LONDON (AP) – The World Health Organization estimates that in the first two years of the pandemic, some 15 million people have died from either coronavirus or its impact on congested health systems, more than double the current official death toll. 6 million.
Most deaths have occurred in Southeast Asia, Europe and America, according to a WHO report released Thursday.
UN Health Agency Director-General Tedras Adhanom Gebreesus described the recently calculated figure as “sober”, saying it should encourage countries to invest more in their capabilities to quell future health emergencies.
The WHO has instructed scientists to determine the true number of deaths from COVID-19 between January 2020 and the end of last year. They estimated that between 13.3 million and 16.6 million people died either directly from the coronavirus or from factors that are somehow related to the pandemic’s impact on health systems, such as cancer patients who do not were able to seek treatment when hospitals were full of patients with COVID.
Based on this range, scientists totaled about 14.9 million.
The estimate was based on country reports and statistical modeling, but only about half of the countries provided information. The WHO has said it cannot yet parse the data to distinguish direct deaths from COVID-19 and those related to the effects of the pandemic, but the agency is planning a future project to study death certificates.
“It may seem like the practice of counting beans, but having these WHO numbers is very important for understanding how we should fight future pandemics and continue to respond to it,” said Dr. Albert Co., an infectious disease specialist at the Yale School of Public Health. which was not related to the WHO study.
For example, Ko said, South Korea’s decision to invest in health care after a major MERS outbreak allowed it to avoid COVID-19 with a death rate per capita of about 20 from the United States.
Accurate counting of deaths from COVID-19 has been problematic throughout the pandemic, as reports of confirmed cases represent only a fraction of the damage caused by the virus, largely due to limited testing. Government figures reported by the WHO and a separate count conducted by Johns Hopkins University show that more than 6.2 million deaths from the virus have been reported to date.
Scientists from the Institute of Metrics and Health Assessment at the University of Washington have calculated for a recent study published in the Lancet that from January 2020 to December 2021, there were more than 18 million deaths from COVID.
A team led by Canadian researchers has estimated that there have been more than 3 million unaccounted for coronavirus deaths in India alone. According to a new WHO analysis, the death toll in India alone ranged from 3.3 million to 6.5 million.
In a statement after the publication of the WHO data, India challenged the methodology of the UN agency. India’s Ministry of Health and Family Welfare called the methods of analysis and data collection “questionable” and complained that new mortality estimates had been published “without a proper solution to India’s problems”.
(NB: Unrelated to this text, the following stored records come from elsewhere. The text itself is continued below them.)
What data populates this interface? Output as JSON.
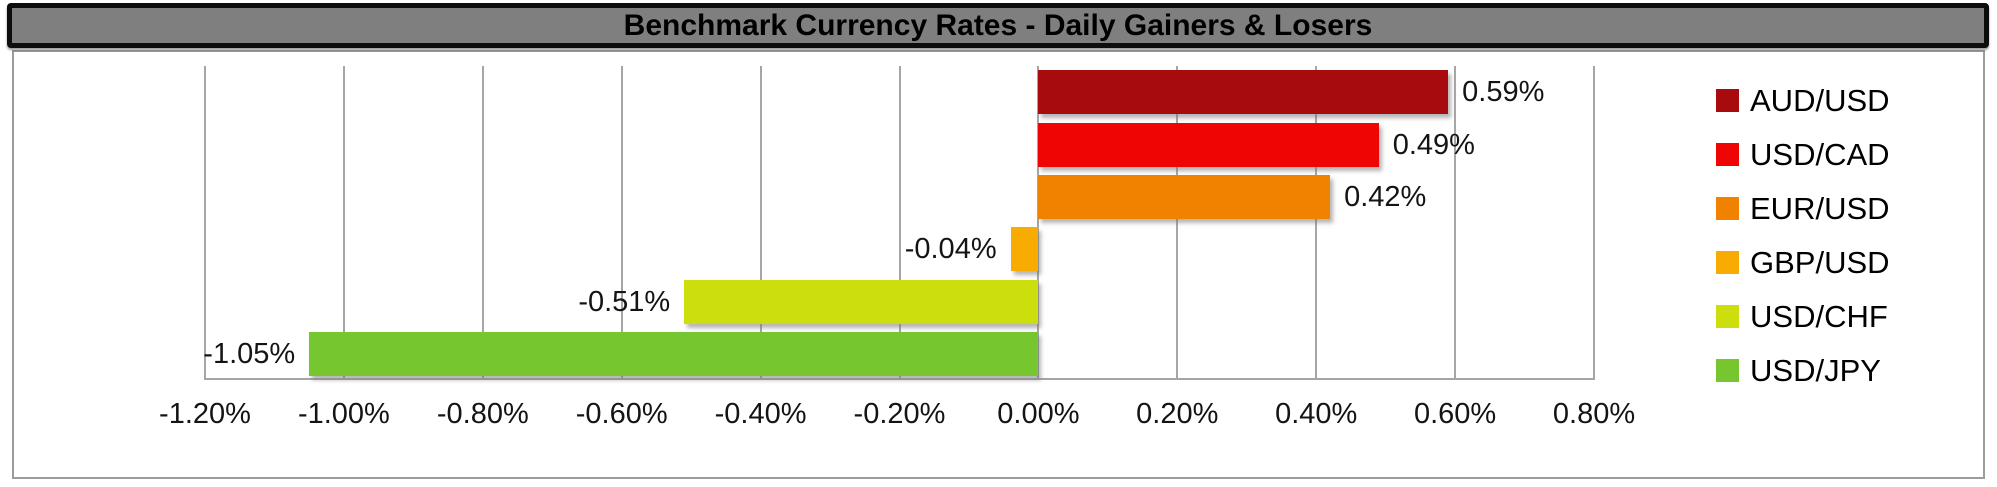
{
  "title": "Benchmark Currency Rates - Daily Gainers & Losers",
  "colors": {
    "title_bar_bg": "#7F7F7F",
    "title_bar_border": "#0D0D0D",
    "frame_border": "#9C9C9C",
    "gridline": "#A6A6A6",
    "text": "#141414",
    "plot_bg": "#FFFFFF"
  },
  "chart_data": {
    "type": "bar",
    "orientation": "horizontal",
    "title": "Benchmark Currency Rates - Daily Gainers & Losers",
    "categories": [
      "AUD/USD",
      "USD/CAD",
      "EUR/USD",
      "GBP/USD",
      "USD/CHF",
      "USD/JPY"
    ],
    "values": [
      0.59,
      0.49,
      0.42,
      -0.04,
      -0.51,
      -1.05
    ],
    "value_labels": [
      "0.59%",
      "0.49%",
      "0.42%",
      "-0.04%",
      "-0.51%",
      "-1.05%"
    ],
    "bar_colors": [
      "#A80B0D",
      "#F00505",
      "#F08200",
      "#F8AB00",
      "#CCDE0E",
      "#75C62F"
    ],
    "x_ticks": [
      -1.2,
      -1.0,
      -0.8,
      -0.6,
      -0.4,
      -0.2,
      0.0,
      0.2,
      0.4,
      0.6,
      0.8
    ],
    "x_tick_labels": [
      "-1.20%",
      "-1.00%",
      "-0.80%",
      "-0.60%",
      "-0.40%",
      "-0.20%",
      "0.00%",
      "0.20%",
      "0.40%",
      "0.60%",
      "0.80%"
    ],
    "xlim": [
      -1.2,
      0.8
    ],
    "xlabel": "",
    "ylabel": "",
    "grid": true,
    "legend_position": "right",
    "legend_entries": [
      "AUD/USD",
      "USD/CAD",
      "EUR/USD",
      "GBP/USD",
      "USD/CHF",
      "USD/JPY"
    ]
  }
}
Samira Asma, senior director of the WHO, acknowledged that the “figures are sometimes controversial” and that all estimates are only an approximate catastrophic effect of the virus.
“This has become very clear throughout the pandemic, there has been data missing,” Asma told reporters during a briefing on Thursday. “Basically, we were all caught unprepared.”
Co said the new WHO figures could also explain some of the mysterious mysteries of the pandemic, such as why Africa appears to have been one of the least affected by the virus, despite shaky health systems and low levels of vaccination.
“Was the death rate so low because we couldn’t calculate the death rate, or was it some other factor?” He asked, referring to the much higher death rates in the United States and Europe.
Dr Bharat Panhaniya, a health specialist at the British University of Exeter, said the world may never come close to measuring the true amount of COVID-19, especially in poor countries.
“If you have a mass outbreak, when people die on the streets due to lack of oxygen, bodies have been abandoned or people have had to be cremated quickly because of cultural beliefs, we end up never knowing how many people have died,” he explained. . .
Panhanya said that while the estimated death toll from COVID-19 is still fading compared to the Spanish flu pandemic of 1918, which experts estimated led to 100 million deaths, the fact that so many people died despite on the achievements of modern medicine, including vaccines, is shameful.
He also warned that the cost of COVID-19 could be much more harmful in the long run, given the growing burden of caring for people with long-term COVID.
“With the Spanish flu there was the flu and then there were some diseases (lung) that people suffered from, but that’s all,” he said. “There was no steady immunological condition that we are witnessing now with COVID.”
“We don’t know to what extent people with long-term COVID-19 will be cut off from life and if they will have recurrent infections that will cause them even more problems,” Panhania said.
Krutika Patti and Ashok Sharma of New Delhi contributed to this report.